Aug 9, 2017 2:44 PM ET

overhang insulation
by Jon R

Some say that the sun warms the walls and this heat rises to the overhang area and causes ice dams.

Aug 9, 2017 4:00 PM ET

Response to Jon R
by Martin Holladay

Good point. In case GBA readers missed Jon's point -- which he didn't make explicitly -- here it is: insulating a roof overhang on the south side of a house can limit potential ice dams caused by solar heat gain on the south-facing siding.

Aug 10, 2017 5:40 AM ET

I thought COLD eves create ice dams... (5, 6)
by Skip Harris

My understanding is that the snow melts on the warm roof and runs down to the cold eves. Warm eves should be a way to stop this, as evidenced by folks installing heating cable on their eves...

Aug 10, 2017 5:46 AM ET

Edited Aug 10, 2017 5:47 AM ET.

NOT a SIP! (response to 4)
by Skip Harris

Isn't the issue with SIP roofs the fact that they leak at the joints if those are not well-sealed? The owner, here, is attempting to create a jointless SIP (well, IP) and that seems like the perfect solution.

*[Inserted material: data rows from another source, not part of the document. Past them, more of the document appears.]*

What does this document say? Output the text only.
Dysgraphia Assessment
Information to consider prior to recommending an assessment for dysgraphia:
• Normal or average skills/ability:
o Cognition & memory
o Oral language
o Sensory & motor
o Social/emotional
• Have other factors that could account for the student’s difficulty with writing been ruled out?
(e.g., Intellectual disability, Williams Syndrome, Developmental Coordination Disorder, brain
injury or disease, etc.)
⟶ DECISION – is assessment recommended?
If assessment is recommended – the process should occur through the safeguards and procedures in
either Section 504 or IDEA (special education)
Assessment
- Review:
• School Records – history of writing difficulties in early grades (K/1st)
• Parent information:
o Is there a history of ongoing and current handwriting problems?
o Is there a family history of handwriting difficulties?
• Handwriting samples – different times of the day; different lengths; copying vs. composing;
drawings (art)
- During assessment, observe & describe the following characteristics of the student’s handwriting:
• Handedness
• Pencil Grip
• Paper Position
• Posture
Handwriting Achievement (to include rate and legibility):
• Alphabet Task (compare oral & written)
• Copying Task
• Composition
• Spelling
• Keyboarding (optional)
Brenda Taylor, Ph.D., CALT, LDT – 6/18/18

My only question here is using tape for sealing to the insulation. This SHOULD work, at least with foil-faced isocyanurate, but I'd prefer something like Grace Ice and Water Shield, especially for making the air-tight tie to the other sections of roof when those are eventually modified.

Aug 10, 2017 6:00 AM ET

Response to Skip Harris (Comment #7)
by Martin Holladay

If you want to prevent ice dams, the best approach is to design a roof system that results in uniformly cold roofing -- from the eaves to the ridge. The colder the roofing, the better the roof system will resist ice dams.

Installing heating cables at the eaves to melt accumulating ice is a band-aid approach that wastes energy. GBA has never advocated the use of heating cables at eaves to address ice dams.

If solar heat gain (on the siding) is warming the eaves, the heat can melt snow sitting on the roof. In some cases, the liquid water resulting from this snow melting process can freeze in the evening, setting the scene for ice damming problems. One way to address this type of solar heat gain is to insulate the roof overhang, to separate the hot soffit from the roofing above.

Aug 10, 2017 6:04 AM ET

Response to Skip Harris (Comment #8)
by Martin Holladay

You are right that this house does not have a SIP roof, and that the problems encountered here differ in important ways from problems with leaky SIP roofs.

That said, there is a basic lesson here: Any time a builder attempts to seal a crack with canned spray foam -- whether the crack is between two adjacent SIPs, or whether the crack is between rigid foam and a rafter in a cut-and-cobble installation -- it's worth remembering that air leakage is still possible. Canned spray foam in this type of seam is not a long-term solution in a roof system.